Densho Digital Archive
Densho Visual History Collection
Title: Minoru Tajii Interview
Narrator: Minoru Tajii
Interviewer: Martha Nakagawa
Location: Gardena, California
Date: February 14, 2012
Densho ID: denshovh-tminoru_2-01-0022

<Begin Segment 22>

MN: Let me ask you about your mother. What kind of work was she doing in Poston?

MT: She was working in the kitchen, so we always had enough to eat. Anything that's leftover, they didn't have what they call refrigerators, they only had ice boxes. So they got to get rid of the food, so everybody, after everybody eats, and leftover, everybody brings it home. Young people get hungry, so I used to eat pretty good.

MN: Now was your mother able to communicate with your father from Poston?

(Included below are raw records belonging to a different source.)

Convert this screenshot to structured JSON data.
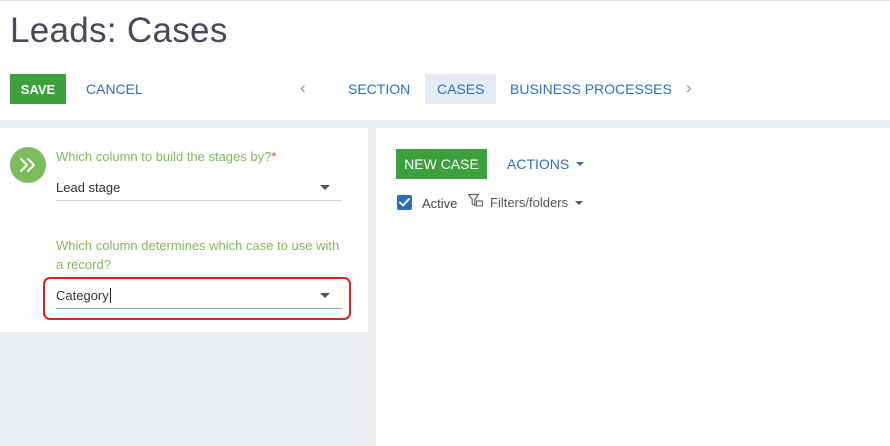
{
  "page": {
    "title": "Leads: Cases"
  },
  "toolbar": {
    "save_label": "SAVE",
    "cancel_label": "CANCEL"
  },
  "tabs": [
    {
      "label": "SECTION",
      "active": false
    },
    {
      "label": "CASES",
      "active": true
    },
    {
      "label": "BUSINESS PROCESSES",
      "active": false
    }
  ],
  "nav": {
    "prev_glyph": "‹",
    "next_glyph": "›"
  },
  "settings": {
    "icon": "double-chevron-right-icon",
    "stage_question": "Which column to build the stages by?",
    "required_mark": "*",
    "stage_value": "Lead stage",
    "case_question": "Which column determines which case to use with a record?",
    "case_value": "Category"
  },
  "cases_panel": {
    "new_case_label": "NEW CASE",
    "actions_label": "ACTIONS",
    "active_label": "Active",
    "active_checked": true,
    "filters_label": "Filters/folders"
  },
  "colors": {
    "accent_green": "#3ca03c",
    "link_blue": "#2e70b8",
    "label_green": "#7dbc5a",
    "highlight_red": "#e02020"
  }
}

MT: She's was, by letter. That's the only way, not to know what they're doing, what camp they were in. Because even in New Mexico area, they had to go different places, camp. They kept moving him all the time, I don't know why. Looked like about every three or four months they'd move him. Maybe they didn't want him to really get to know a certain group, and they become like a gang or raise a fuss. Because he was cooking in camp, and that's where he learned to cook American-style. So when we went to camp -- I mean, went back to Japan, well, he got a job as a cook and was cooking for the Australians.

MN: Now, when your mother wrote letters to your father, was it in Japanese or English?

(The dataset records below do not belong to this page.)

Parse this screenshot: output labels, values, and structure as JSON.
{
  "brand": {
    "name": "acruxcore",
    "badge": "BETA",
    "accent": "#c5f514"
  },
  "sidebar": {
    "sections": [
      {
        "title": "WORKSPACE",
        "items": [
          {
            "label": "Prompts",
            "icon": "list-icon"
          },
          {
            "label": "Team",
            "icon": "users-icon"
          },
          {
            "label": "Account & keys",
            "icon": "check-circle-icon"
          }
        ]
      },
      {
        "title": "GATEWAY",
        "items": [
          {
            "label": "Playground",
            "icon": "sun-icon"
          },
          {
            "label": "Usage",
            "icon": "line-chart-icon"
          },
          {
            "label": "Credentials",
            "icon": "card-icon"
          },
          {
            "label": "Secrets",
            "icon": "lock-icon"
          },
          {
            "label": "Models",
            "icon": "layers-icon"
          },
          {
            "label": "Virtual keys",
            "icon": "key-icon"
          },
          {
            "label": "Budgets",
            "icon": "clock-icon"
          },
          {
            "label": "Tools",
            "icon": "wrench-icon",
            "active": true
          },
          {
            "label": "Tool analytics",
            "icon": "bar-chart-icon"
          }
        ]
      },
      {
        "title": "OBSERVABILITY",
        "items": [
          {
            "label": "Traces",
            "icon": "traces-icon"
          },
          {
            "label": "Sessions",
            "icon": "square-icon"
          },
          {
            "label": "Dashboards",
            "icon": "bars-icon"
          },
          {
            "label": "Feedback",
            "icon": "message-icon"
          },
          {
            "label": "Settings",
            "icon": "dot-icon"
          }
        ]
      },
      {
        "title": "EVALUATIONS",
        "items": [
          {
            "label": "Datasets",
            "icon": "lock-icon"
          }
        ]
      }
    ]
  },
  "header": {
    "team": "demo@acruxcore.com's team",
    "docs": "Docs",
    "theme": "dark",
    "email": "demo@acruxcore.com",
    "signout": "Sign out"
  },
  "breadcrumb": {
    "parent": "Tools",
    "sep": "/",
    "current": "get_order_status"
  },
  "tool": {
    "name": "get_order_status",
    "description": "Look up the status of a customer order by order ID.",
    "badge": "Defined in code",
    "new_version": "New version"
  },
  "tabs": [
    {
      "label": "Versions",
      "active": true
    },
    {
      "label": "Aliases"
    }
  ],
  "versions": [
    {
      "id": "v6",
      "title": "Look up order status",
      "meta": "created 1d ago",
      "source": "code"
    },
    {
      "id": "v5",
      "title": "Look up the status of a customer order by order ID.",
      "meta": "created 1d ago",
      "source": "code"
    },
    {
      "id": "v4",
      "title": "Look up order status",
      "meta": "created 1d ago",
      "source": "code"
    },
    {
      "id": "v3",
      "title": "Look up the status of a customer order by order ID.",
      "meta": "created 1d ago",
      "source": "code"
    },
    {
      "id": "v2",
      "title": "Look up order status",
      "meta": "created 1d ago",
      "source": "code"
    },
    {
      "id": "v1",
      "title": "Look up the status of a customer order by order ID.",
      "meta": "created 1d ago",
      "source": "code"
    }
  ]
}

MT: Oh, it was Japanese. She didn't know English. The only thing she knew is Japanese. My father, that's all he knew. He learned all the bad words, too.

MN: So I guess those letters were, they weren't censored or heavily censored, they were sent through?

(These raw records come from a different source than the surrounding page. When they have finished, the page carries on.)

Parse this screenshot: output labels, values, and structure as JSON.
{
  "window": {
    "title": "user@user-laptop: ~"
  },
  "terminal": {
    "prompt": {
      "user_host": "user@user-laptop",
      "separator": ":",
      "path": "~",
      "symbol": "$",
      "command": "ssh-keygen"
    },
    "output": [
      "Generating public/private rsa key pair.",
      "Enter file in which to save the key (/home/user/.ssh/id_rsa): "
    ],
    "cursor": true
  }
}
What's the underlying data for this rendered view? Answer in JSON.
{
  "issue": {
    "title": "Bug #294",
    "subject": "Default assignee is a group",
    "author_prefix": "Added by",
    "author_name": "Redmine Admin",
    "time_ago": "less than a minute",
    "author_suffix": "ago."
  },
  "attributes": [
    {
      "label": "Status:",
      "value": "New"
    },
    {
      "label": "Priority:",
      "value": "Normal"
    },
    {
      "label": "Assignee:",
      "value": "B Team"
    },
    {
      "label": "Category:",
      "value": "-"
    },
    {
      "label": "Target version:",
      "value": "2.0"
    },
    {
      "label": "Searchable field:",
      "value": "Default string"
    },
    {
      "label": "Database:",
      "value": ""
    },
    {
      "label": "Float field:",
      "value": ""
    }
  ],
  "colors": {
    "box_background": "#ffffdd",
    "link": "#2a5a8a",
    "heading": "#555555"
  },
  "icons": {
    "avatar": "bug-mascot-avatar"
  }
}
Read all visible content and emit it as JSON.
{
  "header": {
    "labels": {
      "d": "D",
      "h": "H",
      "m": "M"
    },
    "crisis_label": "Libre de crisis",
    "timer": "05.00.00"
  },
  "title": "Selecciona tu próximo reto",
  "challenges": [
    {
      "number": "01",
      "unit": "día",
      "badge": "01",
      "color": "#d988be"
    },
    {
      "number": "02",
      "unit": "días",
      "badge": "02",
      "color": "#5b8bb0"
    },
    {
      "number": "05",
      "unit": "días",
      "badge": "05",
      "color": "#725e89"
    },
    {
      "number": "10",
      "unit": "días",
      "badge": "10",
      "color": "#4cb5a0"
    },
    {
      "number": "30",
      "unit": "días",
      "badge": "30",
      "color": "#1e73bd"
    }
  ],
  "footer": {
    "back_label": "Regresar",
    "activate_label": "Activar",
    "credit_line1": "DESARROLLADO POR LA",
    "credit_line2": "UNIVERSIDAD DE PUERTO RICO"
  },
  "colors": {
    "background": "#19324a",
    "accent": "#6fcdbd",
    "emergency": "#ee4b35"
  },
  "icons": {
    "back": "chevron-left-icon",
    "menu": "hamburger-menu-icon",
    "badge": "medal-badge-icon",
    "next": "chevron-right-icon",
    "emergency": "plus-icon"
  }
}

MT: Oh, you could... you got to get a stamp, and in those days, stamps were, what, three cents? We were working, she was working, so we always had enough small money to buy small things. So we'd buy stamps and mail the letter. You got to take it to where the gate is and give it to them and they'll mail it for you. And the letter comes in, and they say, "Hey, you got a letter," and you go get it.

MN: So through the letters, were they discussing plans to return to Japan?

MT: All this didn't come up until we went to Crystal City. Until then, the only thing they do is, "How are you doing?" what we were doing, this and that. And finding out what my father's doing, my mother and father found out what my mother was doing, and what the two brats at home were doing.

MN: What about your brother Shig? What was he doing in camp?

MT: Same as me. But he didn't go to chop trees. He didn't like hard work. Even farming, if it was going to be hard work like plowing, he didn't want to do it. I used to go out there and do it.